Gove appears to be repeating claims made by the police:
A Met spokesman said: "If you carry a knife you are more likely to become a victim of crime and more likely to get a criminal record. Bringing out a knife escalates the scale of violence.
We are invited to believe, then, that carrying a knife makes one more likely to become a victim of crime. This is, when you think about it, a bit unlikely since you are only less likely to be attacked if armed, and more likely to be able to defend yourself. Likewise the claim that carrying a knife makes you more likely to be a perpetrator of crime is on the face of it unlikely. A moment's thought should at least make us question this claim. Someone unarmed who gets into a violent altercation with another unarmed person is presumably just as likely to commit a crime and get a criminal record - but they would probably be guilty of a lesser offence than the person who is armed with a knife.

If the statisticians have compared probability of becoming a victim (or perpetrator) among the general public to the probability amongst those who carry knives, they may well find that the risk is higher among the knife carriers.

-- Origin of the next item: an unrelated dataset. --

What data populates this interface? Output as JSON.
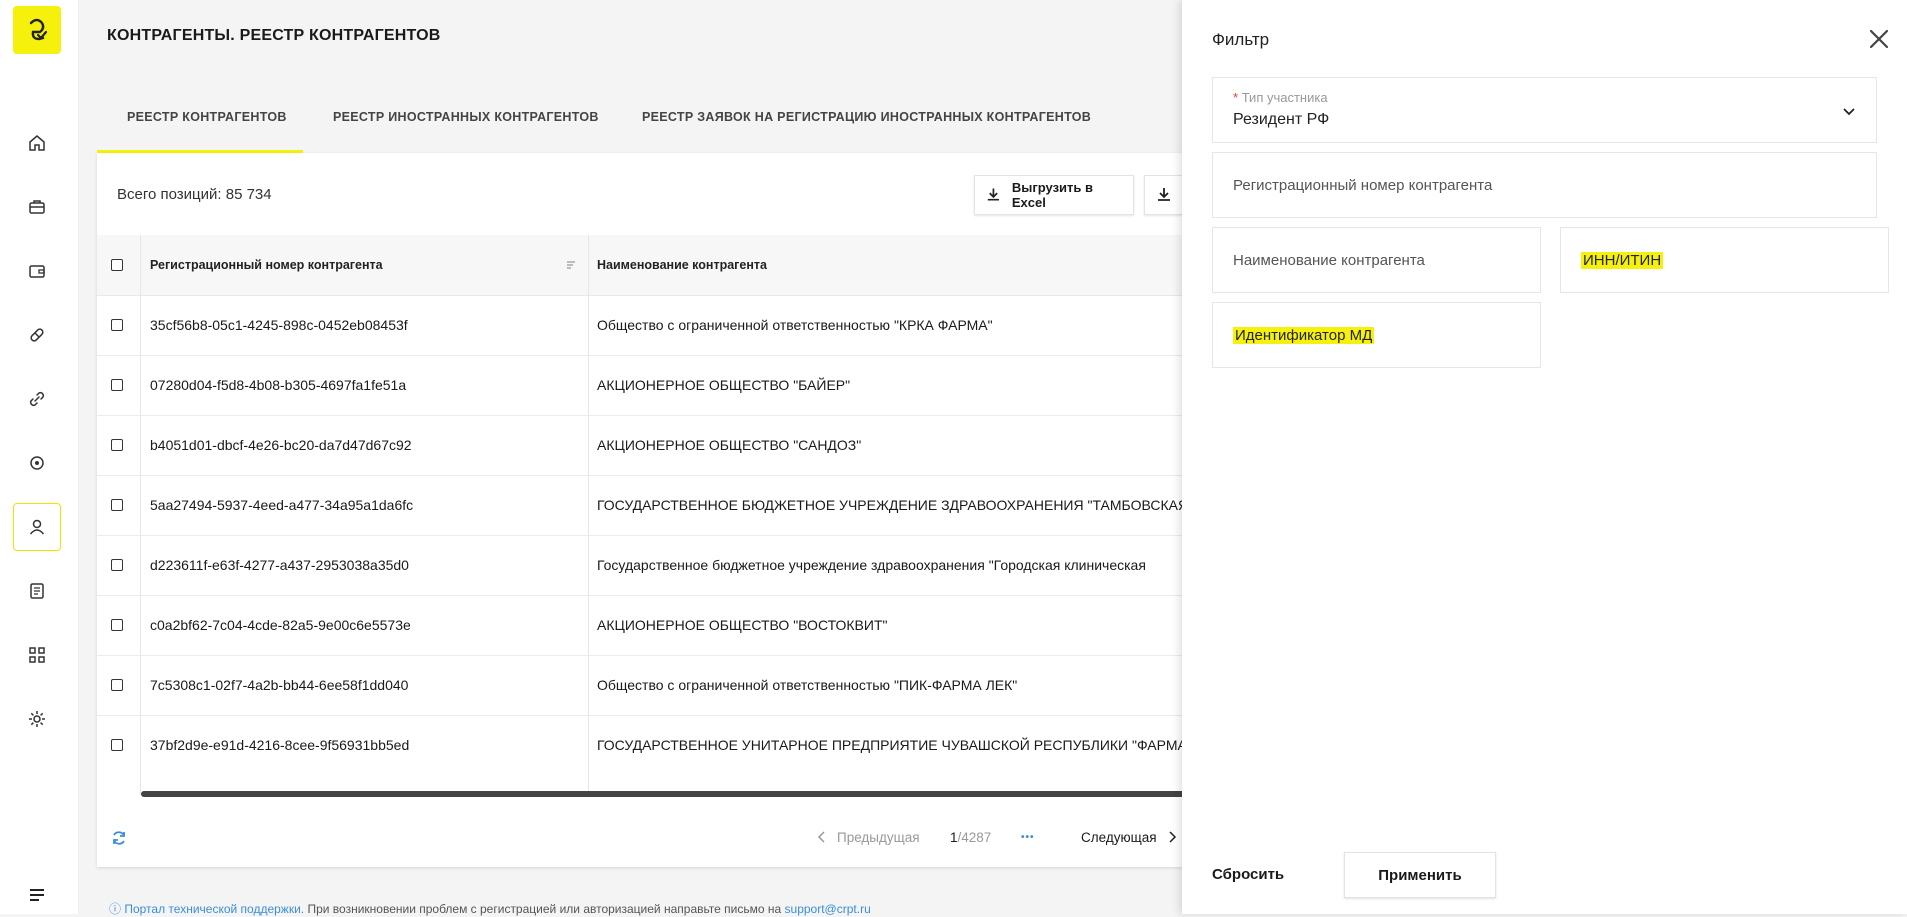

But this doesn't prove that the increased risk is due to their knife carrying. It might equally be due to some other factor. In order to prove the causality they have to control for these other factors. From the way the police claims are made, I don't think this has been done.

The increased tendency to be a victim is more likely to be due to the fact that people who are involved in violent parts of society are more likely to be victims of crime, and that they arm themselves against that probability. In other words the heightened risk is due to their position in society rather than their carrying knives, which is a symptom of the danger rather than a cause of it.

The conclusion the police and Mr Gove reach - that you should not carry a knife because it "escalates the scale of violence" rests on very shaky foundations. All this is not to say that the apparent increase in knife crime (or its reporting) is not a worry, but a flawed argument is not going to help.